America's infrastructure a crisis of inequity: article
NEW YORK, Sept. 13 (Xinhua) -- Infrastructure maintenance and replacement haven't been happening in many parts of the United States, while increasingly, extreme heat and storms are putting roads, bridges, water systems and other infrastructure under stress in the country, said an article published by Popular Science last week.
Two recent examples -- an intense heat wave that pushed California's power grid to its limits in September 2022, and the failure of the water system in Jackson, Mississippi, amid flooding in August -- show "how a growing maintenance backlog and increasing climate change are turning the 2020s and 2030s into a golden age of infrastructure failure," it said.
The United States is consistently falling short on funding infrastructure maintenance.
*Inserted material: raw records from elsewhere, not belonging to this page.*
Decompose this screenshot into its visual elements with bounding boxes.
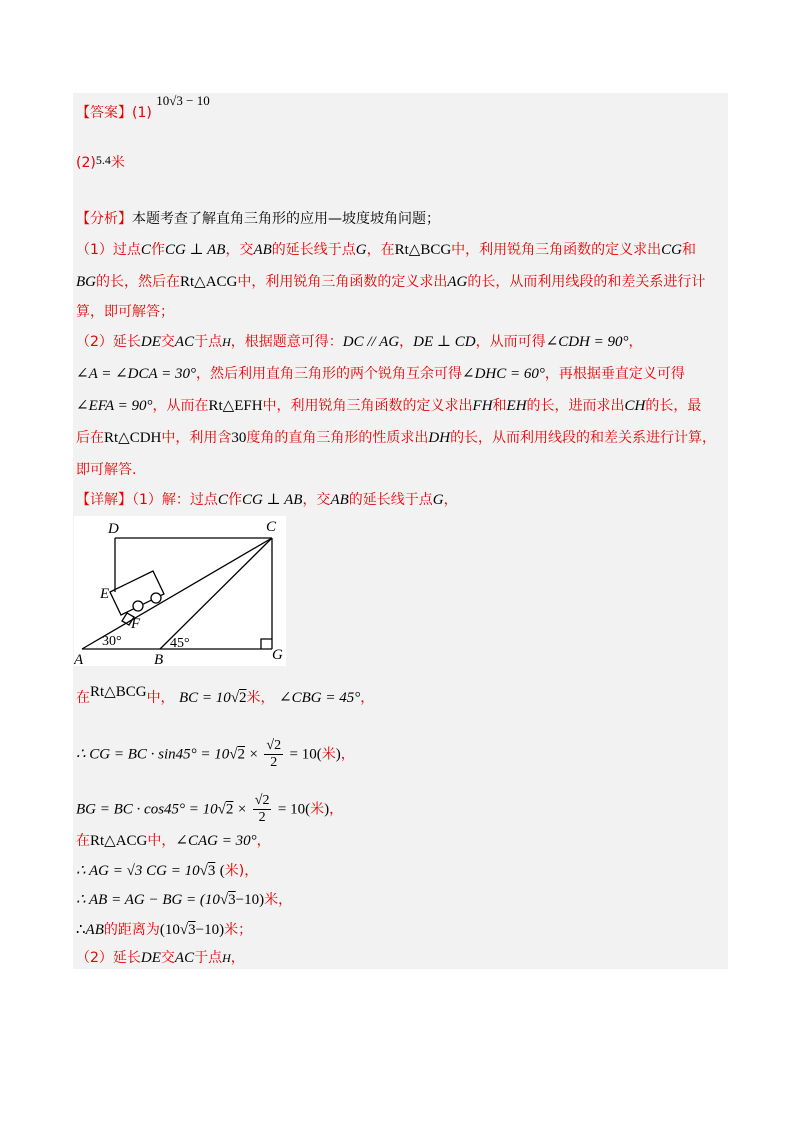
detail-step-2: ∴ CG = BC · sin45° = 10√2 × $\frac{√2}{2}$ = 10(米)，	[76, 738, 355, 770]
detail-step-3: BG = BC · cos45° = 10√2 × $\frac{√2}{2}$ = 10(米)，	[76, 793, 344, 825]
detail-step-6: ∴ AB = AG − BG = (10√3−10)米，	[76, 892, 293, 908]
detail-step-5: ∴ AG = √3 CG = 10√3 (米)，	[76, 863, 259, 879]
label-a: A	[74, 652, 84, 666]
answer-line-1: 【答案】(1) 10√3 − 10	[76, 93, 210, 121]
analysis-line-3: 算，即可解答；	[76, 304, 174, 320]
answer-line-2: (2)5.4米	[76, 153, 125, 171]
detail-line-1: 【详解】（1）解：过点C作CG ⊥ AB，交AB的延长线于点G，	[76, 492, 458, 508]
answer-2-value: 5.4	[95, 153, 111, 167]
analysis-line-2: BG的长，然后在Rt△ACG中，利用锐角三角函数的定义求出AG的长，从而利用线段的和差关系进行计	[76, 274, 706, 290]
analysis-line-1: （1）过点C作CG ⊥ AB，交AB的延长线于点G，在Rt△BCG中，利用锐角三角函数的定义求出CG和	[76, 242, 697, 258]
analysis-line-5: ∠A = ∠DCA = 30°，然后利用直角三角形的两个锐角互余可得∠DHC = 60°，再根据垂直定义可得	[76, 366, 685, 382]
fraction-sqrt2-over-2: $\frac{√2}{2}$	[266, 738, 282, 770]
analysis-tag: 【分析】	[76, 211, 132, 227]
detail-step-4: 在Rt△ACG中，∠CAG = 30°，	[76, 833, 271, 849]
label-d: D	[108, 521, 119, 537]
detail-step-8: （2）延长DE交AC于点H，	[76, 950, 245, 966]
label-f: F	[131, 616, 141, 632]
wheel-1	[133, 601, 143, 611]
detail-tag: 【详解】	[76, 492, 132, 508]
wheel-2	[151, 593, 161, 603]
label-g: G	[272, 647, 283, 663]
analysis-intro: 【分析】本题考查了解直角三角形的应用—坡度坡角问题；	[76, 211, 440, 227]
label-c: C	[266, 519, 277, 535]
label-e: E	[100, 586, 110, 602]
analysis-line-6: ∠EFA = 90°，从而在Rt△EFH中，利用锐角三角函数的定义求出FH和EH的长，进而求出CH的长，最	[76, 398, 702, 414]
analysis-line-7: 后在Rt△CDH中，利用含30度角的直角三角形的性质求出DH的长，从而利用线段的和差关系进行计算，	[76, 430, 717, 446]
angle-a-label: 30°	[102, 634, 122, 649]
detail-step-1: 在Rt△BCG中， BC = 10√2米， ∠CBG = 45°，	[76, 684, 375, 706]
answer-tag: 【答案】	[76, 105, 132, 121]
geometry-figure	[74, 516, 286, 666]
label-b: B	[154, 652, 164, 666]
fraction-sqrt2-over-2: $\frac{√2}{2}$	[254, 793, 270, 825]
analysis-line-8: 即可解答.	[76, 462, 137, 478]
analysis-line-4: （2）延长DE交AC于点H，根据题意可得：DC // AG，DE ⊥ CD，从而可得∠CDH = 90°，	[76, 334, 643, 350]
angle-b-label: 45°	[170, 636, 190, 651]
answer-1-value: 10√3 − 10	[156, 93, 210, 108]
detail-step-7: ∴AB的距离为(10√3−10)米；	[76, 922, 253, 938]
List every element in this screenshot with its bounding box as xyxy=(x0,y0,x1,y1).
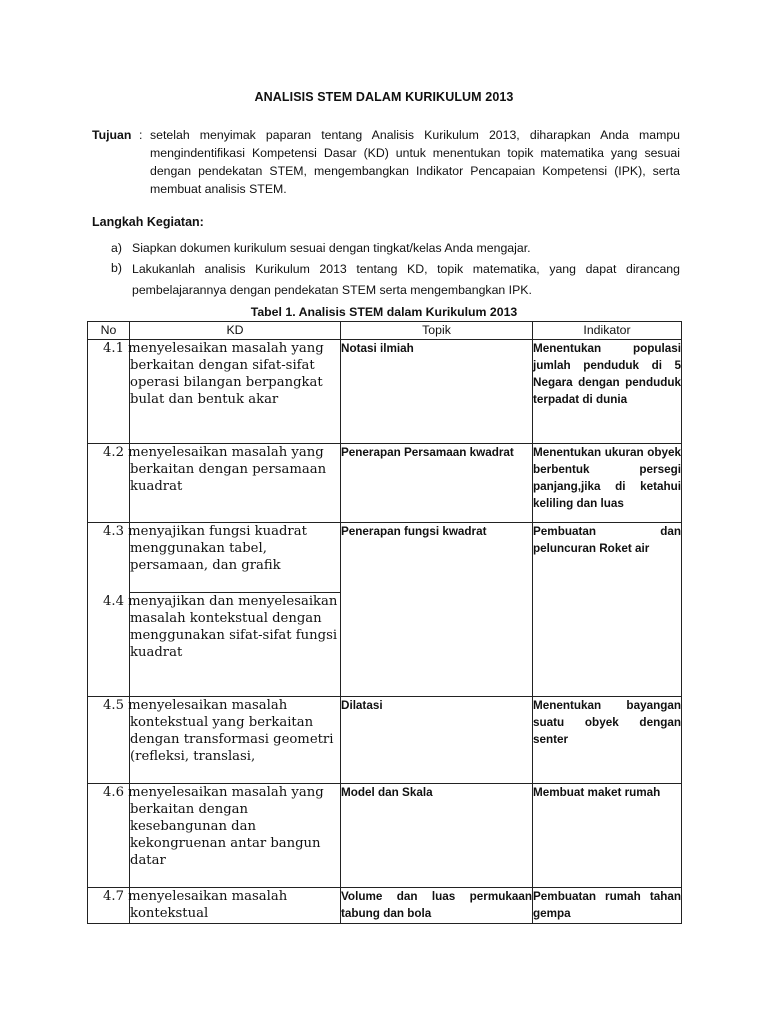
cell-kd xyxy=(103,697,341,784)
header-kd: KD xyxy=(130,322,341,340)
cell-kd xyxy=(103,888,341,924)
kd-text: 4.4 menyajikan dan menyelesaikan masalah kontekstual dengan menggunakan sifat-sifat fungsi kuadrat xyxy=(103,594,338,660)
tujuan-section xyxy=(92,126,680,198)
step-text: Lakukanlah analisis Kurikulum 2013 tentang KD, topik matematika, yang dapat dirancang pembelajarannya dengan pendekatan STEM serta mengembangkan IPK. xyxy=(132,262,680,297)
header-topik: Topik xyxy=(341,322,533,340)
cell-topik: Volume dan luas permukaan tabung dan bola xyxy=(341,888,533,924)
step-item xyxy=(92,259,680,301)
analysis-table xyxy=(87,321,682,924)
header-indikator: Indikator xyxy=(533,322,682,340)
cell-indikator: Pembuatan rumah tahan gempa xyxy=(533,888,682,924)
header-no: No xyxy=(88,322,130,340)
table-row xyxy=(88,340,682,444)
kd-text: 4.1 menyelesaikan masalah yang berkaitan dengan sifat-sifat operasi bilangan berpangkat bulat dan bentuk akar xyxy=(103,341,324,407)
cell-indikator: Membuat maket rumah xyxy=(533,784,682,888)
cell-topik: Penerapan Persamaan kwadrat xyxy=(341,444,533,523)
cell-kd xyxy=(103,593,341,697)
cell-kd xyxy=(103,784,341,888)
cell-indikator: Pembuatan dan peluncuran Roket air xyxy=(533,523,682,697)
kd-text: 4.3 menyajikan fungsi kuadrat menggunakan tabel, persamaan, dan grafik xyxy=(103,524,307,573)
document-title: ANALISIS STEM DALAM KURIKULUM 2013 xyxy=(254,90,514,104)
table-row xyxy=(88,888,682,924)
cell-kd xyxy=(103,523,341,593)
steps-list xyxy=(92,239,680,303)
step-text: Siapkan dokumen kurikulum sesuai dengan tingkat/kelas Anda mengajar. xyxy=(132,241,531,255)
kd-text: 4.6 menyelesaikan masalah yang berkaitan dengan kesebangunan dan kekongruenan antar bangun datar xyxy=(103,785,324,868)
table-row xyxy=(88,784,682,888)
tujuan-label: Tujuan xyxy=(92,128,132,142)
table-row xyxy=(88,523,682,593)
cell-kd xyxy=(103,444,341,523)
kd-text: 4.2 menyelesaikan masalah yang berkaitan dengan persamaan kuadrat xyxy=(103,445,327,494)
cell-topik: Model dan Skala xyxy=(341,784,533,888)
kd-text: 4.5 menyelesaikan masalah kontekstual yang berkaitan dengan transformasi geometri (refleksi, translasi, xyxy=(103,698,334,764)
table-header-row xyxy=(88,322,682,340)
table-row xyxy=(88,697,682,784)
kd-text: 4.7 menyelesaikan masalah kontekstual xyxy=(103,889,288,921)
cell-topik: Dilatasi xyxy=(341,697,533,784)
cell-indikator: Menentukan populasi jumlah penduduk di 5 Negara dengan penduduk terpadat di dunia xyxy=(533,340,682,444)
step-marker: a) xyxy=(111,241,122,255)
tujuan-colon: : xyxy=(139,128,143,142)
langkah-kegiatan-heading: Langkah Kegiatan: xyxy=(92,215,204,229)
step-marker: b) xyxy=(111,261,122,275)
cell-kd xyxy=(103,340,341,444)
table-row xyxy=(88,444,682,523)
cell-topik: Penerapan fungsi kwadrat xyxy=(341,523,533,697)
tujuan-text: setelah menyimak paparan tentang Analisis Kurikulum 2013, diharapkan Anda mampu mengindentifikasi Kompetensi Dasar (KD) untuk menentukan topik matematika yang sesuai dengan pendekatan STEM, mengembangkan Indikator Pencapaian Kompetensi (IPK), serta membuat analisis STEM. xyxy=(150,128,680,196)
cell-indikator: Menentukan ukuran obyek berbentuk persegi panjang,jika di ketahui keliling dan luas xyxy=(533,444,682,523)
cell-topik: Notasi ilmiah xyxy=(341,340,533,444)
cell-indikator: Menentukan bayangan suatu obyek dengan senter xyxy=(533,697,682,784)
step-item xyxy=(92,239,680,257)
table-caption: Tabel 1. Analisis STEM dalam Kurikulum 2013 xyxy=(250,305,518,319)
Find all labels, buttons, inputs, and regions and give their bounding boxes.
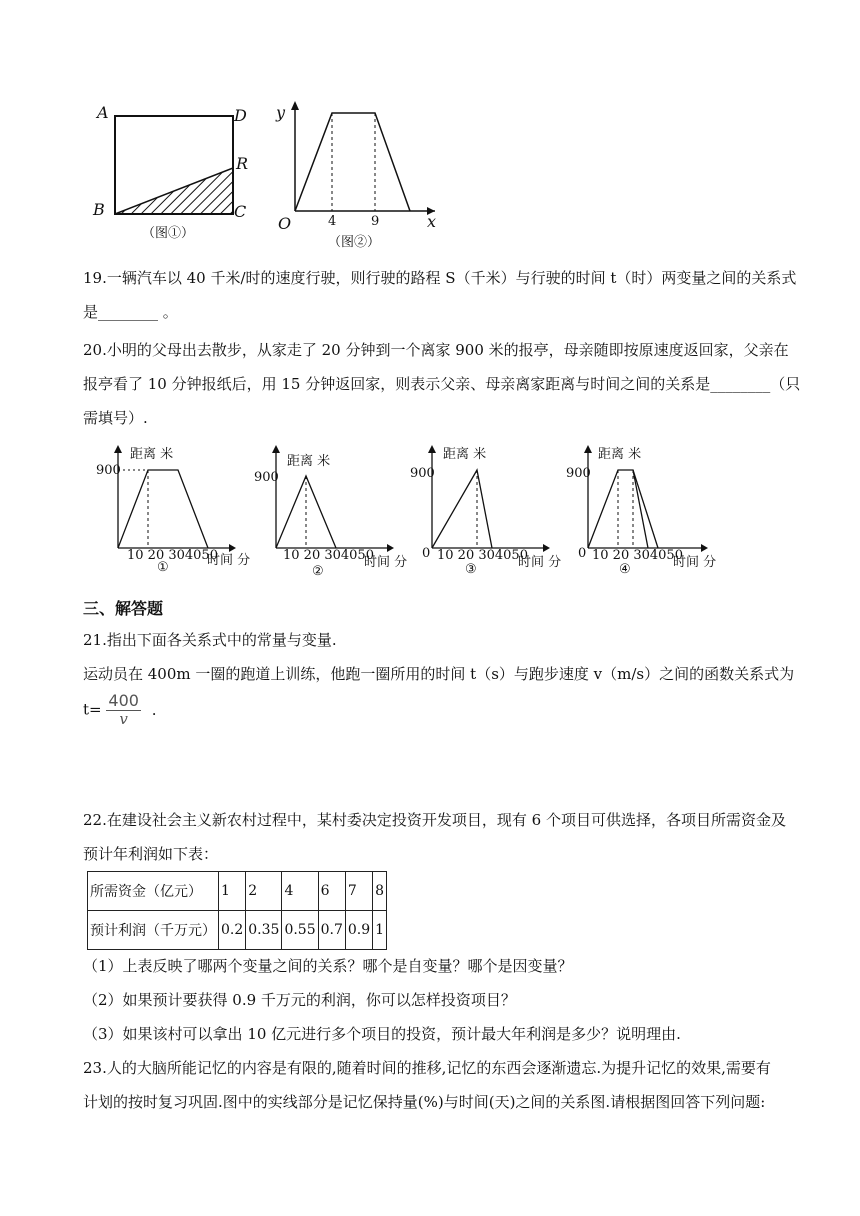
table-row (88, 911, 387, 950)
fig2-tick-9: 9 (371, 214, 380, 229)
q22-sub2: （2）如果预计要获得 0.9 千万元的利润，你可以怎样投资项目？ (83, 991, 516, 1009)
formula-prefix: t= (83, 700, 102, 719)
sg1-y900: 900 (96, 463, 121, 478)
sg2-caption: ② (312, 564, 324, 579)
sg1-xticks: 10 20 304050 (127, 548, 218, 563)
q19-line1: 19.一辆汽车以 40 千米/时的速度行驶，则行驶的路程 S（千米）与行驶的时间 t（时）两变量之间的关系式 (83, 269, 797, 287)
sg3-xlabel: 时间 分 (518, 555, 562, 570)
sg4-xlabel: 时间 分 (673, 555, 717, 570)
table-cell: 1 (373, 911, 387, 950)
fig1-label-r: R (236, 154, 249, 173)
q23-line1: 23.人的大脑所能记忆的内容是有限的,随着时间的推移,记忆的东西会逐渐遗忘.为提升记忆的效果,需要有 (83, 1059, 771, 1077)
sg4-caption: ④ (619, 562, 631, 577)
formula-fraction (106, 692, 141, 727)
q22-sub3: （3）如果该村可以拿出 10 亿元进行多个项目的投资，预计最大年利润是多少？说明理由. (83, 1025, 681, 1043)
q21-line1: 21.指出下面各关系式中的常量与变量. (83, 631, 337, 649)
q22-line1: 22.在建设社会主义新农村过程中，某村委决定投资开发项目，现有 6 个项目可供选择，各项目所需资金及 (83, 811, 786, 829)
sg4-ylabel: 距离 米 (598, 447, 642, 462)
q21-line2: 运动员在 400m 一圈的跑道上训练，他跑一圈所用的时间 t（s）与跑步速度 v（m/s）之间的函数关系式为 (83, 665, 795, 683)
small-graph-4 (566, 440, 726, 558)
q20-line1: 20.小明的父母出去散步，从家走了 20 分钟到一个离家 900 米的报亭，母亲随即按原速度返回家，父亲在 (83, 341, 789, 359)
fig2-origin: O (278, 214, 292, 233)
formula-numerator: 400 (108, 691, 139, 710)
table-cell: 0.35 (246, 911, 282, 950)
formula-suffix: . (151, 700, 157, 719)
q20-line3: 需填号）. (83, 409, 148, 427)
sg3-xticks: 10 20 304050 (437, 548, 528, 563)
table-head-cell: 预计利润（千万元） (88, 911, 219, 950)
formula-denominator: v (119, 710, 128, 728)
fig1-label-b: B (93, 200, 105, 219)
sg3-xzero: 0 (422, 546, 431, 561)
fig2-axis-x: x (427, 212, 437, 231)
section-title: 三、解答题 (83, 599, 164, 618)
sg1-xlabel: 时间 分 (207, 553, 251, 568)
q23-line2: 计划的按时复习巩固.图中的实线部分是记忆保持量(%)与时间(天)之间的关系图.请根据图回答下列问题: (83, 1093, 766, 1111)
table-row (88, 872, 387, 911)
table-cell: 0.9 (345, 911, 372, 950)
table-cell: 0.2 (219, 911, 246, 950)
table-cell: 0.55 (282, 911, 318, 950)
table-cell: 2 (246, 872, 282, 911)
table-cell: 1 (219, 872, 246, 911)
sg2-ylabel: 距离 米 (287, 454, 331, 469)
fig1-label-c: C (234, 202, 247, 221)
figure-2-graph (280, 98, 440, 228)
sg4-xticks: 10 20 304050 (592, 548, 683, 563)
fig1-label-a: A (97, 103, 109, 122)
sg3-caption: ③ (465, 562, 477, 577)
sg3-ylabel: 距离 米 (443, 447, 487, 462)
sg2-xlabel: 时间 分 (364, 555, 408, 570)
table-cell: 8 (373, 872, 387, 911)
q20-line2: 报亭看了 10 分钟报纸后，用 15 分钟返回家，则表示父亲、母亲离家距离与时间之间的关系是________（只 (83, 375, 801, 393)
sg2-xticks: 10 20 304050 (283, 548, 374, 563)
fig2-axis-y: y (276, 103, 286, 122)
q22-line2: 预计年利润如下表： (83, 845, 219, 863)
sg1-ylabel: 距离 米 (130, 447, 174, 462)
sg1-caption: ① (157, 560, 169, 575)
table-cell: 0.7 (318, 911, 345, 950)
q21-formula (83, 692, 157, 727)
table-cell: 4 (282, 872, 318, 911)
sg4-xzero: 0 (578, 546, 587, 561)
fig1-caption: （图①） (142, 226, 195, 241)
table-cell: 6 (318, 872, 345, 911)
table-head-cell: 所需资金（亿元） (88, 872, 219, 911)
fig2-caption: （图②） (328, 235, 381, 250)
sg2-y900: 900 (254, 470, 279, 485)
sg3-y900: 900 (410, 466, 435, 481)
fig2-tick-4: 4 (328, 214, 337, 229)
q22-table (87, 871, 387, 950)
q22-sub1: （1）上表反映了哪两个变量之间的关系？哪个是自变量？哪个是因变量？ (83, 957, 573, 975)
q19-line2: 是________ 。 (83, 303, 178, 321)
table-cell: 7 (345, 872, 372, 911)
sg4-y900: 900 (566, 466, 591, 481)
fig1-label-d: D (234, 106, 247, 125)
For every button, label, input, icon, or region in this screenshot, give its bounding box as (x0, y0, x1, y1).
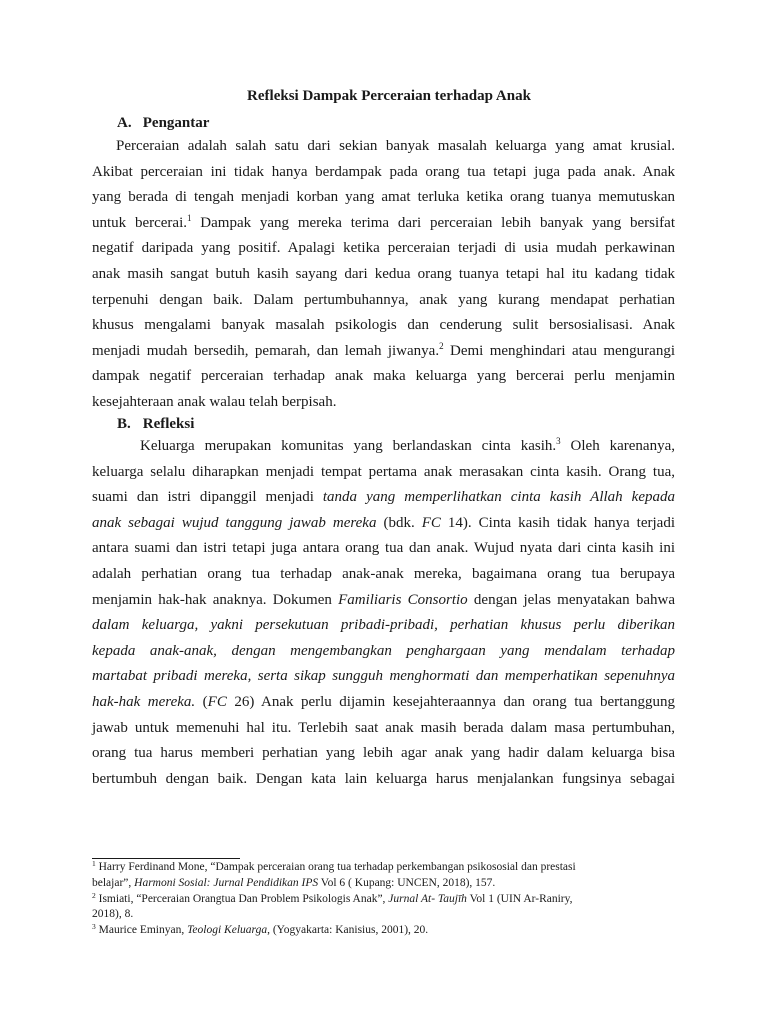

A report by former Federal Reserve Board Chairman Paul Volcker's Volcker Alliance in 2019 estimated the country has a 1 trillion U.S. dollars backlog of needed repairs, according to the article.
"Over 220,000 bridges across the country -- about 33 percent of the total -- require rehabilitation or replacement," it said, noting that "a water main break now occurs somewhere in the United States every two minutes, and an estimated 6 million gallons of treated water are lost each day."
"This is happening at the same time the western United States is implementing water restrictions amid the driest 20-year span in 1,200 years. Similarly, drinking water distribution in the United States relies on over 2 million miles of pipes that have limited life spans," it added.